Durante fala livre em sessão, parlamentar não esboçou apontamentos, apenas falou sobre a questão técnica da Comissão Processante que avaliará denúncia contra Vicensotti

Da redação

Durante o tempo de fala livre da 18ª sessão ordinária da Câmara de Vereadores de Artur Nogueira, realizada na noite desta segunda-feira (17), o vereador Lucas Sia (PSD) comentou sobre a votação que acolheu a denúncia contra o prefeito Ivan Vicensotti (PSB). Na ocasião, o parlamentar não esboçou apontamentos sobre o caso, apenas falou sobre a questão técnica da Comissão Processante que avaliará a denúncia.

No espaço de fala livre, o parlamentar Lucas frisou que os integrantes da Comissão Processante foram escolhidos mediante sorteio. A Comissão está formada pelos vereadores Lucas Sia (presidente), Zé da Elétrica (relator) e Rodrigo de Fáveri (membro).

“Em relação à denúncia que foi protocolada, essa Casa tomou a decisão, foi feito o sorteio, três vereadores foram sorteados, inclusive eu. Algo que nós temos a dizer é que vamos respeitar os procedimentos dessa Casa, os princípios utilizados para poder fazer as apurações”, disse.

Sia também pontuou que os procedimentos legais para a apuração da denúncia serão tomados pela Comissão a fim esclarecer os fatos. “A Comissão está aqui para respeitar o devido processo legal, cumprir com os seus requisitos, apurar os fatos, ouvindo todas as partes, e assim, emitir um parecer. Existiam indícios, a Casa acolheu em sua maioria, foi feito um sorteio e a Comissão vai averiguar”, finalizou.

A denúncia, que diz respeito ao primeiro ano de mandato de Ivan Vicensotti, em 2017, pede a cassação do mesmo e cita atos de infrações político-administrativas efetuadas durante o período, como a contratação de uma empresa sem processo de licitação.

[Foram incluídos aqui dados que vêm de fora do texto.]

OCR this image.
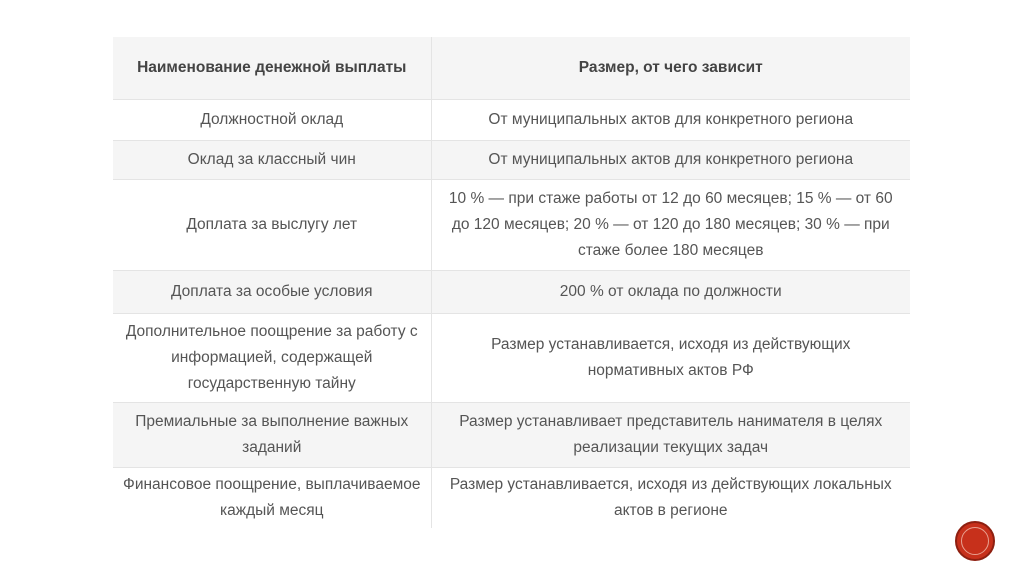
Наименование денежной выплаты	Размер, от чего зависит
Должностной оклад	От муниципальных актов для конкретного региона
Оклад за классный чин	От муниципальных актов для конкретного региона
Доплата за выслугу лет	10 % — при стаже работы от 12 до 60 месяцев; 15 % — от 60 до 120 месяцев; 20 % — от 120 до 180 месяцев; 30 % — при стаже более 180 месяцев
Доплата за особые условия	200 % от оклада по должности
Дополнительное поощрение за работу с информацией, содержащей государственную тайну	Размер устанавливается, исходя из действующих нормативных актов РФ
Премиальные за выполнение важных заданий	Размер устанавливает представитель нанимателя в целях реализации текущих задач
Финансовое поощрение, выплачиваемое каждый месяц	Размер устанавливается, исходя из действующих локальных актов в регионе
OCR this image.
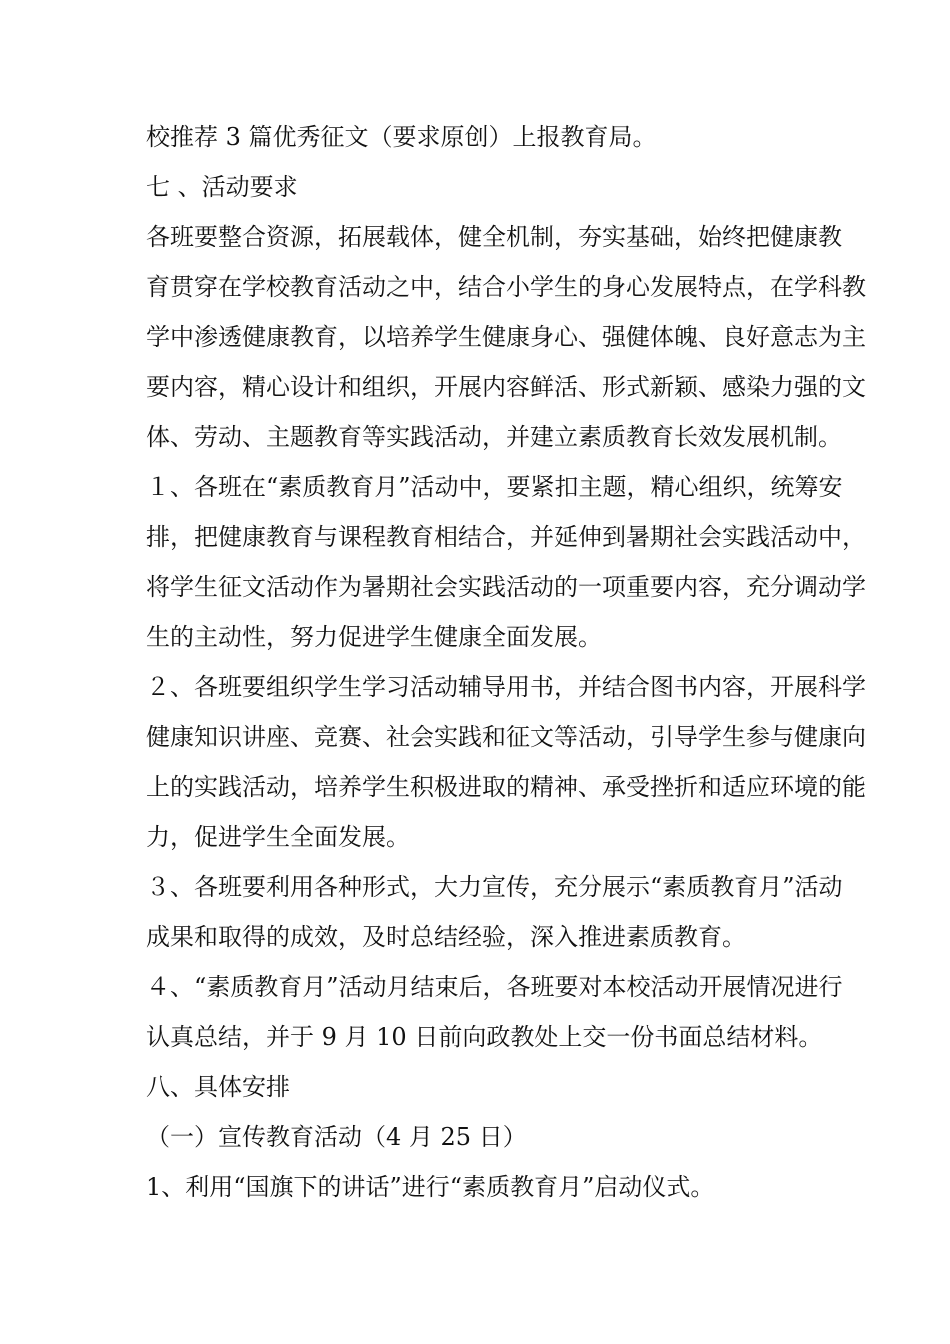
校推荐 3 篇优秀征文（要求原创）上报教育局。
七 、活动要求
各班要整合资源，拓展载体，健全机制，夯实基础，始终把健康教
育贯穿在学校教育活动之中，结合小学生的身心发展特点，在学科教
学中渗透健康教育，以培养学生健康身心、强健体魄、良好意志为主
要内容，精心设计和组织，开展内容鲜活、形式新颖、感染力强的文
体、劳动、主题教育等实践活动，并建立素质教育长效发展机制。
１、各班在“素质教育月”活动中，要紧扣主题，精心组织，统筹安
排，把健康教育与课程教育相结合，并延伸到暑期社会实践活动中，
将学生征文活动作为暑期社会实践活动的一项重要内容，充分调动学
生的主动性，努力促进学生健康全面发展。
２、各班要组织学生学习活动辅导用书，并结合图书内容，开展科学
健康知识讲座、竞赛、社会实践和征文等活动，引导学生参与健康向
上的实践活动，培养学生积极进取的精神、承受挫折和适应环境的能
力，促进学生全面发展。
３、各班要利用各种形式，大力宣传，充分展示“素质教育月”活动
成果和取得的成效，及时总结经验，深入推进素质教育。
４、“素质教育月”活动月结束后，各班要对本校活动开展情况进行
认真总结，并于 9 月 10 日前向政教处上交一份书面总结材料。
八、具体安排
（一）宣传教育活动（4 月 25 日）
1、利用“国旗下的讲话”进行“素质教育月”启动仪式。
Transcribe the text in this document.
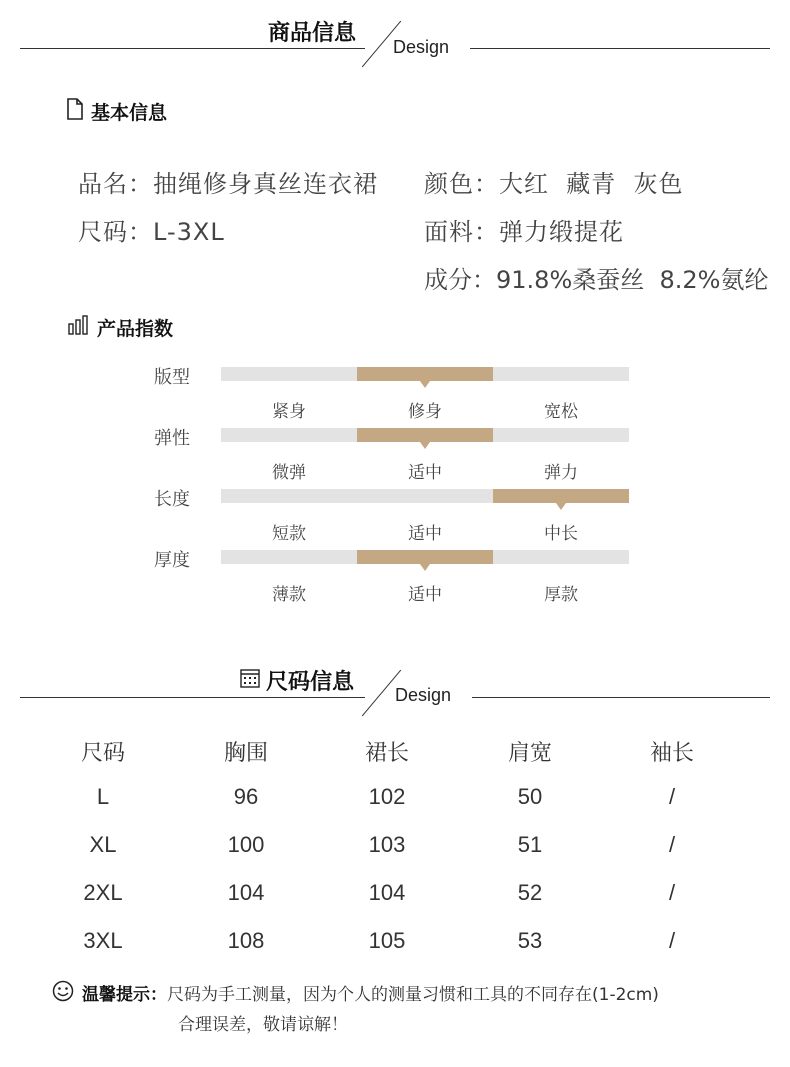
商品信息
Design
基本信息
品名：抽绳修身真丝连衣裙
尺码：L-3XL
颜色：大红  藏青  灰色
面料：弹力缎提花
成分：91.8%桑蚕丝  8.2%氨纶
产品指数
版型
紧身	修身	宽松
弹性
微弹	适中	弹力
长度
短款	适中	中长
厚度
薄款	适中	厚款
尺码信息 Design
尺码	胸围	裙长	肩宽	袖长
L	96	102	50	/
XL	100	103	51	/
2XL	104	104	52	/
3XL	108	105	53	/
温馨提示：尺码为手工测量，因为个人的测量习惯和工具的不同存在(1-2cm)
合理误差，敬请谅解！
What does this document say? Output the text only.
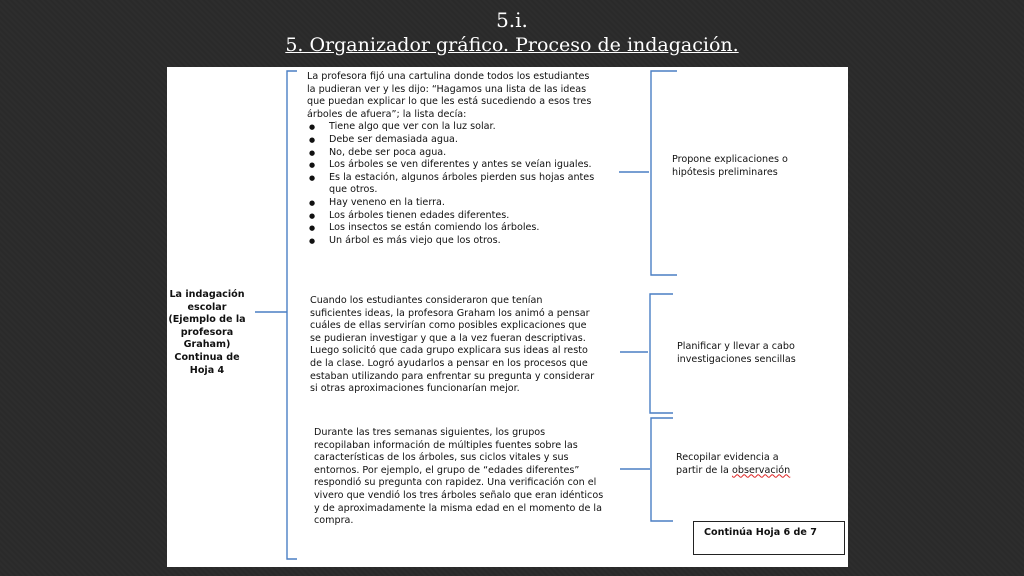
5.i.
5. Organizador gráfico. Proceso de indagación.
La indagación escolar (Ejemplo de la profesora Graham) Continua de Hoja 4
La profesora fijó una cartulina donde todos los estudiantes la pudieran ver y les dijo: “Hagamos una lista de las ideas que puedan explicar lo que les está sucediendo a esos tres árboles de afuera”; la lista decía:
● Tiene algo que ver con la luz solar.
● Debe ser demasiada agua.
● No, debe ser poca agua.
● Los árboles se ven diferentes y antes se veían iguales.
● Es la estación, algunos árboles pierden sus hojas antes que otros.
● Hay veneno en la tierra.
● Los árboles tienen edades diferentes.
● Los insectos se están comiendo los árboles.
● Un árbol es más viejo que los otros.
Cuando los estudiantes consideraron que tenían suficientes ideas, la profesora Graham los animó a pensar cuáles de ellas servirían como posibles explicaciones que se pudieran investigar y que a la vez fueran descriptivas.
Luego solicitó que cada grupo explicara sus ideas al resto de la clase. Logró ayudarlos a pensar en los procesos que estaban utilizando para enfrentar su pregunta y considerar si otras aproximaciones funcionarían mejor.
Durante las tres semanas siguientes, los grupos recopilaban información de múltiples fuentes sobre las características de los árboles, sus ciclos vitales y sus entornos. Por ejemplo, el grupo de “edades diferentes” respondió su pregunta con rapidez. Una verificación con el vivero que vendió los tres árboles señalo que eran idénticos y de aproximadamente la misma edad en el momento de la compra.
Propone explicaciones o hipótesis preliminares
Planificar y llevar a cabo investigaciones sencillas
Recopilar evidencia a partir de la observación
Continúa Hoja 6 de 7
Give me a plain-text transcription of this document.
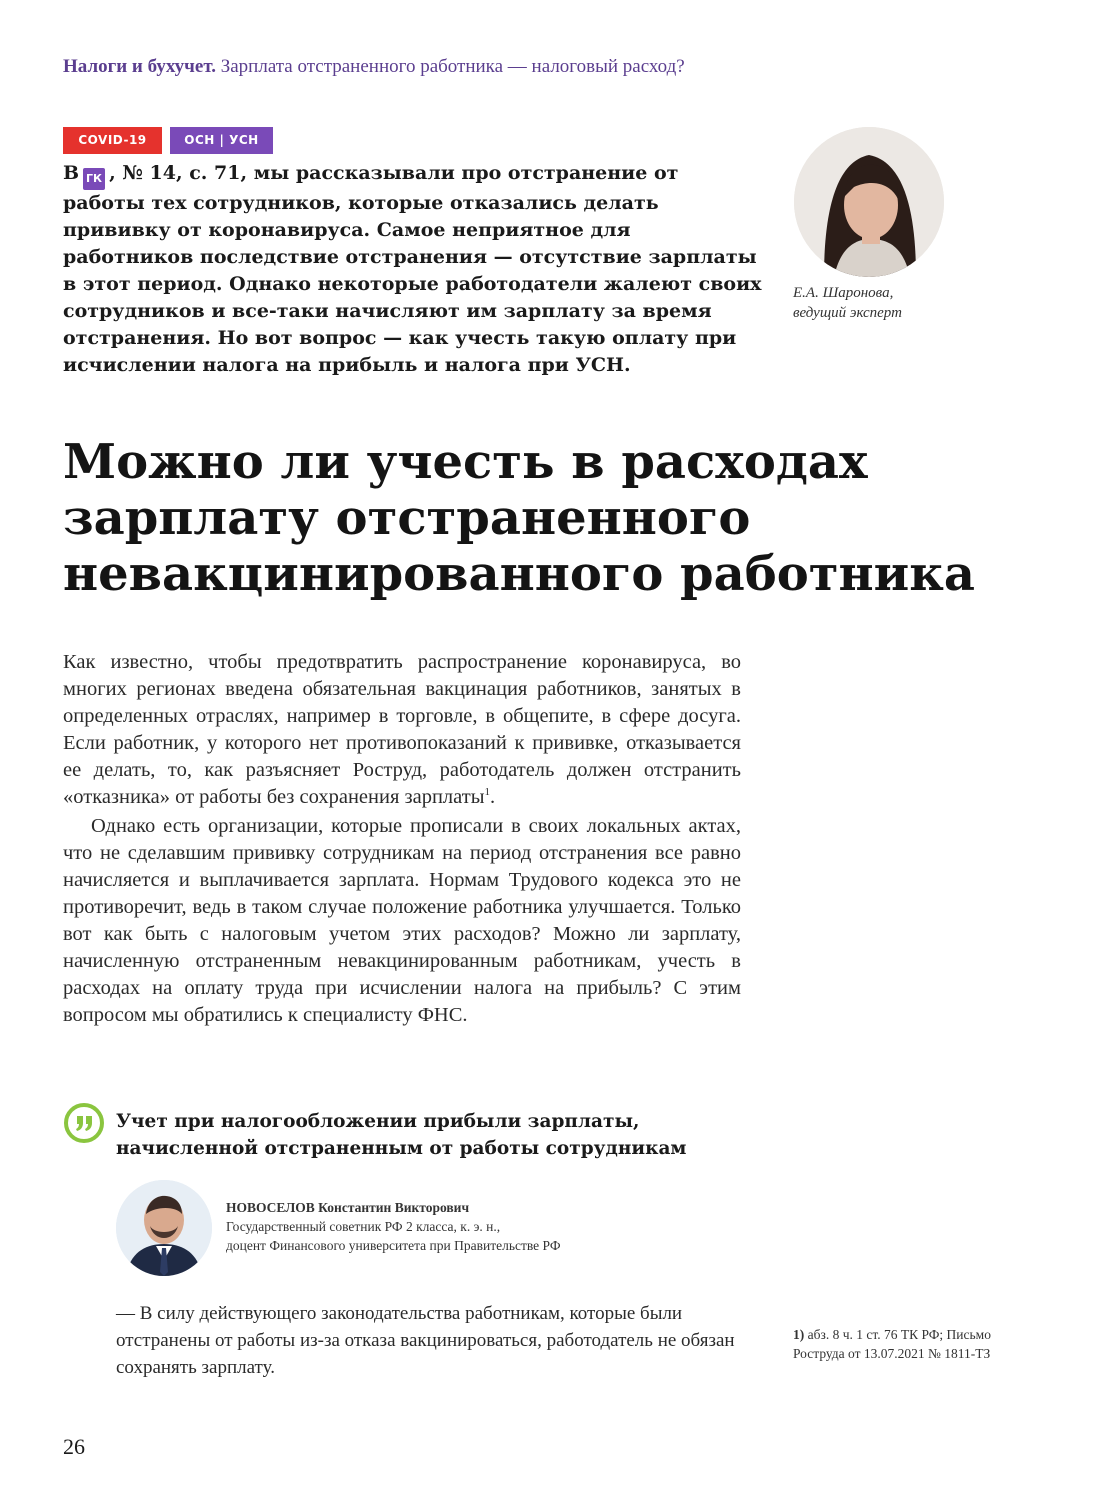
Налоги и бухучет. Зарплата отстраненного работника — налоговый расход?
COVID-19	ОСН | УСН
В ГК , № 14, с. 71, мы рассказывали про отстранение от работы тех сотрудников, которые отказались делать прививку от коронавируса. Самое неприятное для работников последствие отстранения — отсутствие зарплаты в этот период. Однако некоторые работодатели жалеют своих сотрудников и все-таки начисляют им зарплату за время отстранения. Но вот вопрос — как учесть такую оплату при исчислении налога на прибыль и налога при УСН.
Е.А. Шаронова,
ведущий эксперт
Можно ли учесть в расходах зарплату отстраненного невакцинированного работника

Как известно, чтобы предотвратить распространение коронавируса, во многих регионах введена обязательная вакцинация работников, занятых в определенных отраслях, например в торговле, в общепите, в сфере досуга. Если работник, у которого нет противопоказаний к прививке, отказывается ее делать, то, как разъясняет Роструд, работодатель должен отстранить «отказника» от работы без сохранения зарплаты$^1$.

Однако есть организации, которые прописали в своих локальных актах, что не сделавшим прививку сотрудникам на период отстранения все равно начисляется и выплачивается зарплата. Нормам Трудового кодекса это не противоречит, ведь в таком случае положение работника улучшается. Только вот как быть с налоговым учетом этих расходов? Можно ли зарплату, начисленную отстраненным невакцинированным работникам, учесть в расходах на оплату труда при исчислении налога на прибыль? С этим вопросом мы обратились к специалисту ФНС.

Учет при налогообложении прибыли зарплаты, начисленной отстраненным от работы сотрудникам
НОВОСЕЛОВ Константин Викторович
Государственный советник РФ 2 класса, к. э. н.,
доцент Финансового университета при Правительстве РФ
— В силу действующего законодательства работникам, которые были отстранены от работы из-за отказа вакцинироваться, работодатель не обязан сохранять зарплату.
1) абз. 8 ч. 1 ст. 76 ТК РФ; Письмо Роструда от 13.07.2021 № 1811-ТЗ
26
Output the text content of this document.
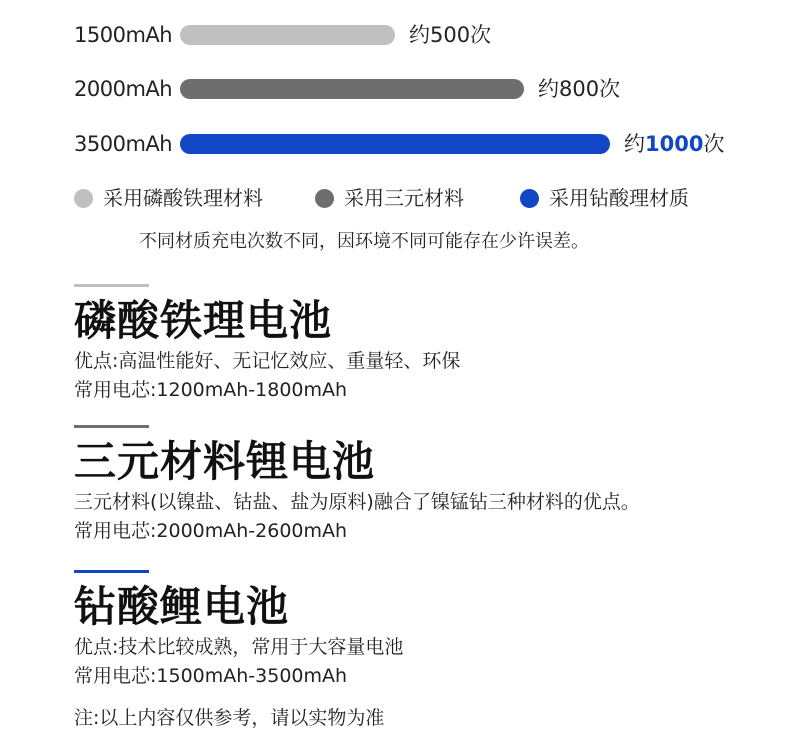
1500mAh	约500次
2000mAh	约800次
3500mAh	约1000次
采用磷酸铁理材料	采用三元材料	采用钻酸理材质
不同材质充电次数不同，因环境不同可能存在少许误差。
磷酸铁理电池
优点:高温性能好、无记忆效应、重量轻、环保
常用电芯:1200mAh-1800mAh
三元材料锂电池
三元材料(以镍盐、钴盐、盐为原料)融合了镍锰钻三种材料的优点。
常用电芯:2000mAh-2600mAh
钻酸鲤电池
优点:技术比较成熟，常用于大容量电池
常用电芯:1500mAh-3500mAh
注:以上内容仅供参考，请以实物为准
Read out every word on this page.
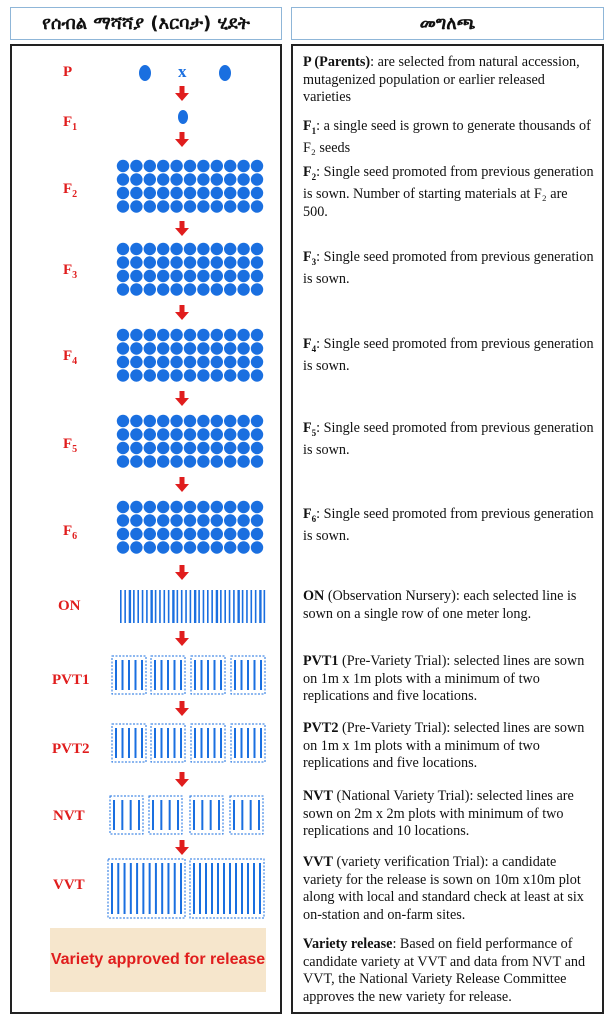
የሰብል ማሻሻያ (እርባታ) ሂደት	መግለጫ
P
$F_1$
$F_2$
$F_3$
$F_4$
$F_5$
$F_6$
ON
PVT1
PVT2
NVT
VVT
Variety approved for release
x	P (Parents): are selected from natural accession, mutagenized population or earlier released varieties
$F_1$: a single seed is grown to generate thousands of F₂ seeds
$F_2$: Single seed promoted from previous generation is sown. Number of starting materials at F₂ are 500.
$F_3$: Single seed promoted from previous generation is sown.
$F_4$: Single seed promoted from previous generation is sown.
$F_5$: Single seed promoted from previous generation is sown.
$F_6$: Single seed promoted from previous generation is sown.
ON (Observation Nursery): each selected line is sown on a single row of one meter long.
PVT1 (Pre-Variety Trial): selected lines are sown on 1m x 1m plots with a minimum of two replications and five locations.
PVT2 (Pre-Variety Trial): selected lines are sown on 1m x 1m plots with a minimum of two replications and five locations.
NVT (National Variety Trial): selected lines are sown on 2m x 2m plots with minimum of two replications and 10 locations.
VVT (variety verification Trial): a candidate variety for the release is sown on 10m x10m plot along with local and standard check at least at six on-station and on-farm sites.
Variety release: Based on field performance of candidate variety at VVT and data from NVT and VVT, the National Variety Release Committee approves the new variety for release.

A denúncia foi motivada após apontamentos do Tribunal de Contas do Estado de São Paulo (TCE-SP) com relação ao período de governo analisado, como por exemplo, a contratação de uma empresa para limpeza pública sem que ocorresse um procedimento licitatório. A contratação teria tido o valor de R$ 490 mil. Um contrato de R$ 181.184,30 e uma ata de registro de preços no valor de R$ 3.094.717,36 também foram citados pelo TCE e pela denúncia promovida.